Head in cash crisis works for nothing

24th May 1996 at 01:00
The head of a small school in east Yorkshire has agreed to work for nothing and her deputy is on half pay while the school struggles with a financial crisis.

The head, Rosalyn Spencer, set up Oaklands Small School in Airmyn, near Goole, in September 1993 because she wanted her own children, aged 12 and seven, to be taught in smaller classes.

The 20-pupil primary and secondary school, which has two full-time and two part-time staff, is affiliated to Human Scale Education, which believes in a holistic approach to learning with equal emphasis placed on creativity, emotional development and academic achievement. Patrons of the organisation include Birmingham's chief education officer, Tim Brighouse, and environmental campaigner Jonathon Porritt.
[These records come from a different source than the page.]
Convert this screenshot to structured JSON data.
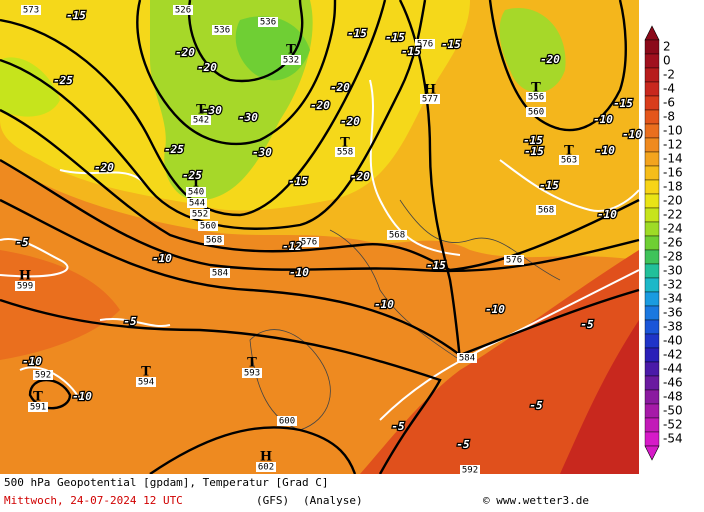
{
  "map": {
    "centers": [
      "T",
      "T",
      "T",
      "T",
      "H",
      "T",
      "T",
      "H",
      "T",
      "T",
      "T",
      "H"
    ],
    "height_labels": [
      526,
      536,
      536,
      532,
      542,
      540,
      544,
      552,
      560,
      568,
      558,
      576,
      577,
      556,
      560,
      563,
      568,
      576,
      568,
      576,
      584,
      599,
      592,
      591,
      594,
      593,
      584,
      600,
      602,
      573,
      592
    ],
    "temp_labels": [
      -15,
      -20,
      -20,
      -25,
      -30,
      -30,
      -25,
      -30,
      -20,
      -25,
      -15,
      -15,
      -15,
      -15,
      -20,
      -20,
      -20,
      -20,
      -15,
      -10,
      -15,
      -15,
      -10,
      -10,
      -15,
      -20,
      -15,
      -10,
      -12,
      -10,
      -10,
      -15,
      -10,
      -10,
      -5,
      -5,
      -5,
      -10,
      -10,
      -5,
      -5,
      -5
    ]
  },
  "legend": {
    "values": [
      2,
      0,
      -2,
      -4,
      -6,
      -8,
      -10,
      -12,
      -14,
      -16,
      -18,
      -20,
      -22,
      -24,
      -26,
      -28,
      -30,
      -32,
      -34,
      -36,
      -38,
      -40,
      -42,
      -44,
      -46,
      -48,
      -50,
      -52,
      -54
    ],
    "colors": [
      "#8b0a1a",
      "#a0101e",
      "#b71c1c",
      "#c8281e",
      "#d93d1c",
      "#e4561c",
      "#ea6f1e",
      "#ef8a1f",
      "#f3a41e",
      "#f6bd1a",
      "#f7d417",
      "#e9e416",
      "#c6e41c",
      "#9edb26",
      "#6fcf34",
      "#3fc35a",
      "#22c09a",
      "#1cb8c8",
      "#1a9be0",
      "#1a78e0",
      "#1a55d8",
      "#1f34c8",
      "#2a1fb8",
      "#4a1aa8",
      "#6a1aa0",
      "#8a1aa0",
      "#a61aa8",
      "#c21ab8",
      "#d61ac8"
    ]
  },
  "footer": {
    "title": "500 hPa Geopotential [gpdam], Temperatur [Grad C]",
    "date": "Mittwoch, 24-07-2024  12 UTC",
    "model": "(GFS)",
    "run": "(Analyse)",
    "credit": "© www.wetter3.de"
  }
}
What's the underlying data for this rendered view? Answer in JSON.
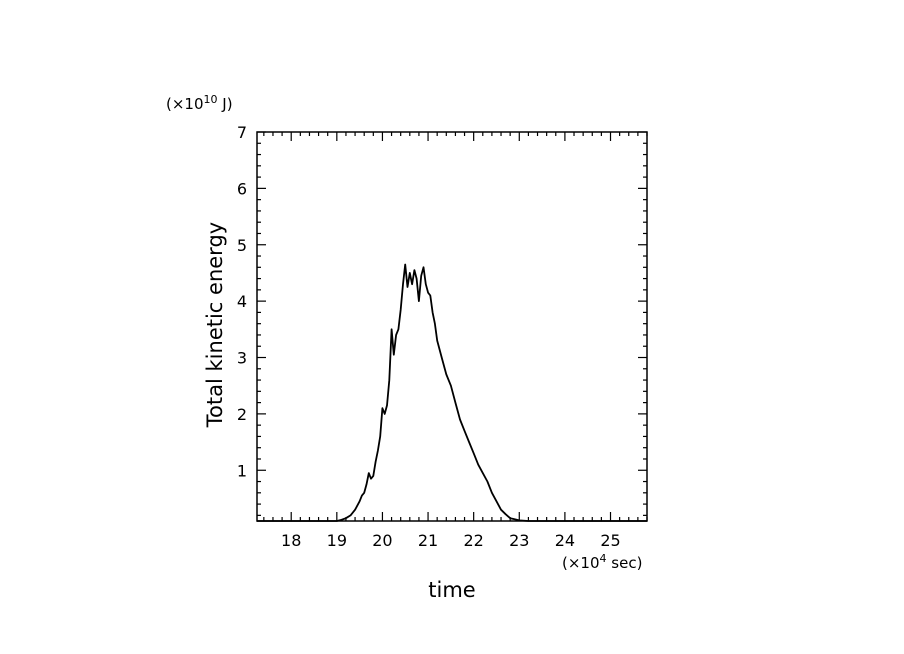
{
  "chart_data": {
    "type": "line",
    "title": "",
    "xlabel": "time",
    "ylabel": "Total kinetic energy",
    "x_unit": {
      "prefix": "(×10",
      "exp": "4",
      "suffix": " sec)"
    },
    "y_unit": {
      "prefix": "(×10",
      "exp": "10",
      "suffix": " J)"
    },
    "xlim": [
      17.25,
      25.8
    ],
    "ylim": [
      0.1,
      7
    ],
    "x_ticks": [
      18,
      19,
      20,
      21,
      22,
      23,
      24,
      25
    ],
    "y_ticks": [
      1,
      2,
      3,
      4,
      5,
      6,
      7
    ],
    "grid": false,
    "legend": "none",
    "line_color": "#000000",
    "series": [
      {
        "x": [
          17.25,
          18.0,
          18.5,
          19.0,
          19.1,
          19.2,
          19.3,
          19.4,
          19.5,
          19.55,
          19.6,
          19.65,
          19.7,
          19.75,
          19.8,
          19.85,
          19.9,
          19.95,
          20.0,
          20.05,
          20.1,
          20.15,
          20.2,
          20.25,
          20.3,
          20.35,
          20.4,
          20.45,
          20.5,
          20.55,
          20.6,
          20.65,
          20.7,
          20.75,
          20.8,
          20.85,
          20.9,
          20.95,
          21.0,
          21.05,
          21.1,
          21.15,
          21.2,
          21.3,
          21.4,
          21.5,
          21.6,
          21.7,
          21.8,
          21.9,
          22.0,
          22.1,
          22.2,
          22.3,
          22.4,
          22.5,
          22.6,
          22.7,
          22.8,
          22.9,
          23.0,
          23.2,
          23.4,
          23.6,
          24.0,
          25.0,
          25.8
        ],
        "y": [
          0.1,
          0.1,
          0.1,
          0.1,
          0.12,
          0.15,
          0.2,
          0.3,
          0.45,
          0.55,
          0.6,
          0.75,
          0.95,
          0.85,
          0.9,
          1.15,
          1.35,
          1.6,
          2.1,
          2.0,
          2.15,
          2.6,
          3.5,
          3.05,
          3.4,
          3.5,
          3.85,
          4.3,
          4.65,
          4.25,
          4.5,
          4.3,
          4.55,
          4.4,
          4.0,
          4.45,
          4.6,
          4.3,
          4.15,
          4.1,
          3.8,
          3.6,
          3.3,
          3.0,
          2.7,
          2.5,
          2.2,
          1.9,
          1.7,
          1.5,
          1.3,
          1.1,
          0.95,
          0.8,
          0.6,
          0.45,
          0.3,
          0.22,
          0.15,
          0.13,
          0.11,
          0.1,
          0.1,
          0.1,
          0.1,
          0.1,
          0.1
        ]
      }
    ]
  }
}
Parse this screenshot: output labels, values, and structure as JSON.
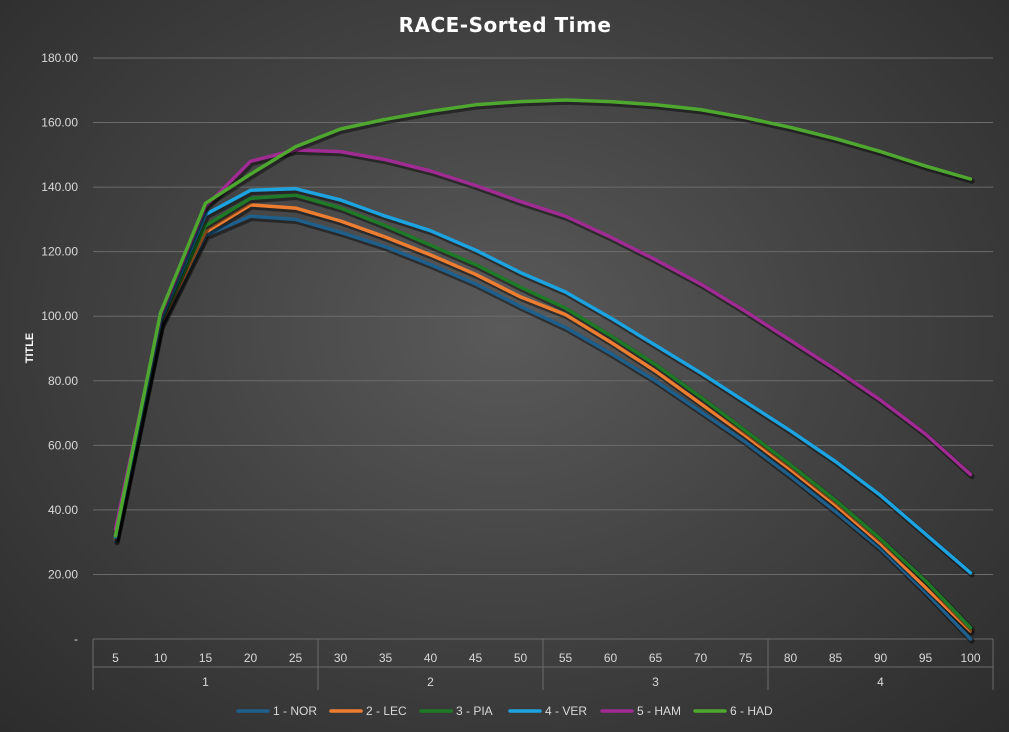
{
  "chart_data": {
    "type": "line",
    "title": "RACE-Sorted Time",
    "ylabel": "TITLE",
    "xlabel": "",
    "ylim": [
      0,
      180
    ],
    "y_ticks": [
      "-",
      "20.00",
      "40.00",
      "60.00",
      "80.00",
      "100.00",
      "120.00",
      "140.00",
      "160.00",
      "180.00"
    ],
    "grid": true,
    "legend_position": "bottom",
    "categories": [
      "5",
      "10",
      "15",
      "20",
      "25",
      "30",
      "35",
      "40",
      "45",
      "50",
      "55",
      "60",
      "65",
      "70",
      "75",
      "80",
      "85",
      "90",
      "95",
      "100"
    ],
    "groups": [
      {
        "label": "1",
        "categories": [
          "5",
          "10",
          "15",
          "20",
          "25"
        ]
      },
      {
        "label": "2",
        "categories": [
          "30",
          "35",
          "40",
          "45",
          "50"
        ]
      },
      {
        "label": "3",
        "categories": [
          "55",
          "60",
          "65",
          "70",
          "75"
        ]
      },
      {
        "label": "4",
        "categories": [
          "80",
          "85",
          "90",
          "95",
          "100"
        ]
      }
    ],
    "series": [
      {
        "name": "1 - NOR",
        "color": "#1f5f8b",
        "values": [
          30.5,
          97,
          125,
          131,
          130,
          126,
          121.5,
          116,
          110,
          103,
          96.5,
          88.5,
          80,
          70.5,
          61,
          50.5,
          39.5,
          28,
          14.5,
          0
        ]
      },
      {
        "name": "2 - LEC",
        "color": "#ed7d31",
        "values": [
          31,
          97.5,
          126,
          134.5,
          133.5,
          129.5,
          124.5,
          119,
          113,
          106,
          100.5,
          92,
          83,
          73,
          63,
          52.5,
          41.5,
          29.5,
          16,
          2.5
        ]
      },
      {
        "name": "3 - PIA",
        "color": "#1e7a26",
        "values": [
          31.5,
          98,
          128,
          136.5,
          137.5,
          133.5,
          128,
          122,
          116,
          109,
          102.5,
          94,
          85,
          75,
          64.5,
          54,
          43,
          31,
          18,
          3.5
        ]
      },
      {
        "name": "4 - VER",
        "color": "#1ca3e0",
        "values": [
          31.5,
          98.5,
          131.5,
          139,
          139.5,
          136,
          131,
          126.5,
          120.5,
          113.5,
          107.5,
          99.5,
          91,
          82.5,
          73.5,
          64.5,
          55,
          44.5,
          32.5,
          20.5
        ]
      },
      {
        "name": "5 - HAM",
        "color": "#a02b93",
        "values": [
          34,
          100,
          134,
          148,
          151.5,
          151,
          148.5,
          145,
          140.5,
          135.5,
          131,
          124.5,
          117.5,
          110,
          101.5,
          92.5,
          83.5,
          74,
          63.5,
          51
        ]
      },
      {
        "name": "6 - HAD",
        "color": "#4ea72e",
        "values": [
          32,
          101,
          135,
          144,
          152.5,
          158,
          161,
          163.5,
          165.5,
          166.5,
          167,
          166.5,
          165.5,
          164,
          161.5,
          158.5,
          155,
          151,
          146.5,
          142.5
        ]
      }
    ]
  }
}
For the past three years, the school has received Pounds 10,000 from the Tudor Trust, a grant-giving body. The rest of the cash comes from fund-raising and financial contributions from parents. Those who cannot afford to pay help out in other ways, by maintaining the former village-school building, cleaning or doing voluntary teaching.

Recently, however, debts have started to mount and the school faces closure unless other sources of funding can be found.

Deputy head Marjorie Law, who takes home just Pounds 80 a week after agreeing that her salary should be halved, said: "I'd feel so sorry for the children who have benefited so much from the school if it closes. We'll do everything we can to keep it going."

Alison Houston, whose four-year-old son, Kingsley, attends the school's playgroup and will start in the reception class in September, said: "Oaklands has so much to offer that you don't get in the state system. Things are taught in a really fun way. I'm sure we'll struggle on somehow, even if it means moving from house to house."